With the exception of its raised base, this tea bowl is covered in a jet-black glaze, over which silvery spots seem to float. In Japan today, tea bowls (chawan) decorated with this beautiful pattern are collectively known as yuteki tenmoku chawan. Yuteki literally means “oil drops,” a name that may have been inspired by the pattern, while tenmoku broadly refers to the form of the bowl. In fact, during the Muromachi period (14th–16th century), they used to be simply known as yuteki or yuteki tenmoku. These bowls originated in the Jian kilns, located in the town of Shuiji in northern Fujian, China.

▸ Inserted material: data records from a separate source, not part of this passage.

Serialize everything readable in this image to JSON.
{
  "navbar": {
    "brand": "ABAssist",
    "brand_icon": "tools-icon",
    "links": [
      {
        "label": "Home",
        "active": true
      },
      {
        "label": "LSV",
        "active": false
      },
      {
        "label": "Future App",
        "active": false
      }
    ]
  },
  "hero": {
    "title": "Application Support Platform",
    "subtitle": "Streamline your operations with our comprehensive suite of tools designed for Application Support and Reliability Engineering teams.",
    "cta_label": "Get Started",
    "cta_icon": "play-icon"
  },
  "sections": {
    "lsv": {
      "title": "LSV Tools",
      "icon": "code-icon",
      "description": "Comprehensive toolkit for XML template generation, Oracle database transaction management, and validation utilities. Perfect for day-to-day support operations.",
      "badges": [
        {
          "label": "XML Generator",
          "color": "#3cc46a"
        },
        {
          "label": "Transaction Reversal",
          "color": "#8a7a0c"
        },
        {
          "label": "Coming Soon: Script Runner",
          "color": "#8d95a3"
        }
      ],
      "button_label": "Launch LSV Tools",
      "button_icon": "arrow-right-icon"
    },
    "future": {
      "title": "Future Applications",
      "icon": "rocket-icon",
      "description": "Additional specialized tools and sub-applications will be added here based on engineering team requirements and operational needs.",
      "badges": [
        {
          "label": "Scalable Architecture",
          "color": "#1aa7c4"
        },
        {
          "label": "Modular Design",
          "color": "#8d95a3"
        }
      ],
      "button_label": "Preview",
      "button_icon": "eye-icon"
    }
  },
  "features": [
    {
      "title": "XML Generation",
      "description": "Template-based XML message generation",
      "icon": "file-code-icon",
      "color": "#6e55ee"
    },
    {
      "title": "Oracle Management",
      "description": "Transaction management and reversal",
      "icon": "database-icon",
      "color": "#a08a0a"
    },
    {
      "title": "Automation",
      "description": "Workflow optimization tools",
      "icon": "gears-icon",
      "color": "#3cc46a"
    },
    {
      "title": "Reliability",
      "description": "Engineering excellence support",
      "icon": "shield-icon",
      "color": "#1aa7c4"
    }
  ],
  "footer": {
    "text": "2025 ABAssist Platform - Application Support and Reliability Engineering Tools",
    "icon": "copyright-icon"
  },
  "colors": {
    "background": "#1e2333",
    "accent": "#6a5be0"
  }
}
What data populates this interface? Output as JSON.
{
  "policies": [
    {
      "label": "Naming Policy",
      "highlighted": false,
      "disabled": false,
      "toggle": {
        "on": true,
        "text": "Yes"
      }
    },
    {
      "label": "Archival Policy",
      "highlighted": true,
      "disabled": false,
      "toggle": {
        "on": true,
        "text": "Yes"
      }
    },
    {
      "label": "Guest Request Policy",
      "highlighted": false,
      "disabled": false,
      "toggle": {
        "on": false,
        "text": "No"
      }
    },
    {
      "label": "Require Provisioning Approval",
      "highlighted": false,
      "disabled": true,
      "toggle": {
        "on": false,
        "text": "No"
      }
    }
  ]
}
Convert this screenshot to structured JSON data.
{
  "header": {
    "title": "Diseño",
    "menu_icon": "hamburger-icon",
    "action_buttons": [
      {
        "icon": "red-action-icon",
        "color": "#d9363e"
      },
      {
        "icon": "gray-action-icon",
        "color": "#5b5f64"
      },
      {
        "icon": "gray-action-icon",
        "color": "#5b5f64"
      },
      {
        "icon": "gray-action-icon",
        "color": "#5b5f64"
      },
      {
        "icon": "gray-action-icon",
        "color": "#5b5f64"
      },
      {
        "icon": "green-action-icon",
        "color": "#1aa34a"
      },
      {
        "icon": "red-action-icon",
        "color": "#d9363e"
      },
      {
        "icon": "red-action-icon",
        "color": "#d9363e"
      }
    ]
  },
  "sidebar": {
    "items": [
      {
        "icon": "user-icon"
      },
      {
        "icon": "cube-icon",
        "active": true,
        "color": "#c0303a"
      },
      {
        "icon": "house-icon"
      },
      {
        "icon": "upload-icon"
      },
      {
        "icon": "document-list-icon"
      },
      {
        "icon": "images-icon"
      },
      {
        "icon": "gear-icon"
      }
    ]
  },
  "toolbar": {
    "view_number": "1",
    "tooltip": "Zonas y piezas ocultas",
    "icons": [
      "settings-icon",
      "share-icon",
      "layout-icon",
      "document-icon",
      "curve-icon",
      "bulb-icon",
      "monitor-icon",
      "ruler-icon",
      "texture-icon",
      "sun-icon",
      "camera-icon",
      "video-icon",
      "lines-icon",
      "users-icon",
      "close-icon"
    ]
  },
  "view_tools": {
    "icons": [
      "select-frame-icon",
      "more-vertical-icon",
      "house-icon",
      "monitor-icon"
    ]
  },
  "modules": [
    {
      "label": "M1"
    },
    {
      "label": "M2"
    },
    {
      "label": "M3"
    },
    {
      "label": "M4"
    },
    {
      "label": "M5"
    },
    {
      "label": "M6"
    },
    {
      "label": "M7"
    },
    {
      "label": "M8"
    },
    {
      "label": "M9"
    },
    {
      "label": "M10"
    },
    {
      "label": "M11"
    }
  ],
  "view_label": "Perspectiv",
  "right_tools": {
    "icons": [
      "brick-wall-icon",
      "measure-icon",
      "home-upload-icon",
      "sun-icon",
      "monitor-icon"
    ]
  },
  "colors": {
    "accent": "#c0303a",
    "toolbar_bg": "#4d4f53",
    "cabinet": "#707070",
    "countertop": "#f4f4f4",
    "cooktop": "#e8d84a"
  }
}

Black-glazed tenmoku tea bowls fired in the Jian kilns are known collectively in Japan as kensan 建盞, or “Jian tea bowls.” They were considered the most prestigious of bowls used to drink tea in China, and have appeared in Japanese texts from as early as the Kamakura period (12th–14th century). Different kinds of patterns tend to emerge from the black-glazed ground of these tea bowls during the firing process. Some take the form of thin, short lines which the Japanese likened to rice grains (nogi); Jian tea bowls with this design are thus sometimes referred to as nogime in Japanese. Yuteki, meanwhile, refers to Jian tea bowls whereby the re-crystallization of minerals in the glaze has resulted in rounder, spot-like patterns.

We can get a glimpse of how Japanese people in the past viewed these imported Jian tea bowls through how they wrote about them in books. One such book is the Kun taikan sōchō ki, a manual owned by the Muromachi shogunal family detailing how to decorate a reception room (zashiki). The first half of the book covers how to decorate the alcove (toko) in the reception room with paintings, and includes critical analysis about different painters and the themes with which they specialize in working. The second half of the book, which shifts the focus to the study room (shoin), talks about the use of imported Chinese objects (karamono) like tea caddies and tea bowls as decorations. One of the categories of decorations mentioned is earthenware, to which non-porcelain tea bowls, i.e. tenmoku tea bowls, belong. According to this book, the most prized of tenmoku is a type known as yōhen, while yuteki comes in second.

The box in which this bowl came bears the words yuteki and tenmoku written on it in ink. The calligraphy of these words is attributed to either Sen no Rikyū or Furuta Oribe, both significant figures in the history of Japanese tea ceremonies. The bowl once passed through the hands of late-Edo-period feudal lord and tea practitioner Matsudaira Fumai. Its entry in the storehouse catalog (Unshū kurachō: daimyō butsubu) reads “Yuteki” followed by a list of names: “Koshoku; Doi Toshikatsu; Kinoshita Nagayasu, Fushimi-ya.” Of these, “Koshoku” 古織 was an alternative way of referring to Furuta Oribe 古田織部.

Though there are many bowls of the yuteki tenmoku type, this particular object stands out for its exceptionally refined shape and patterning, to which it owes its fame.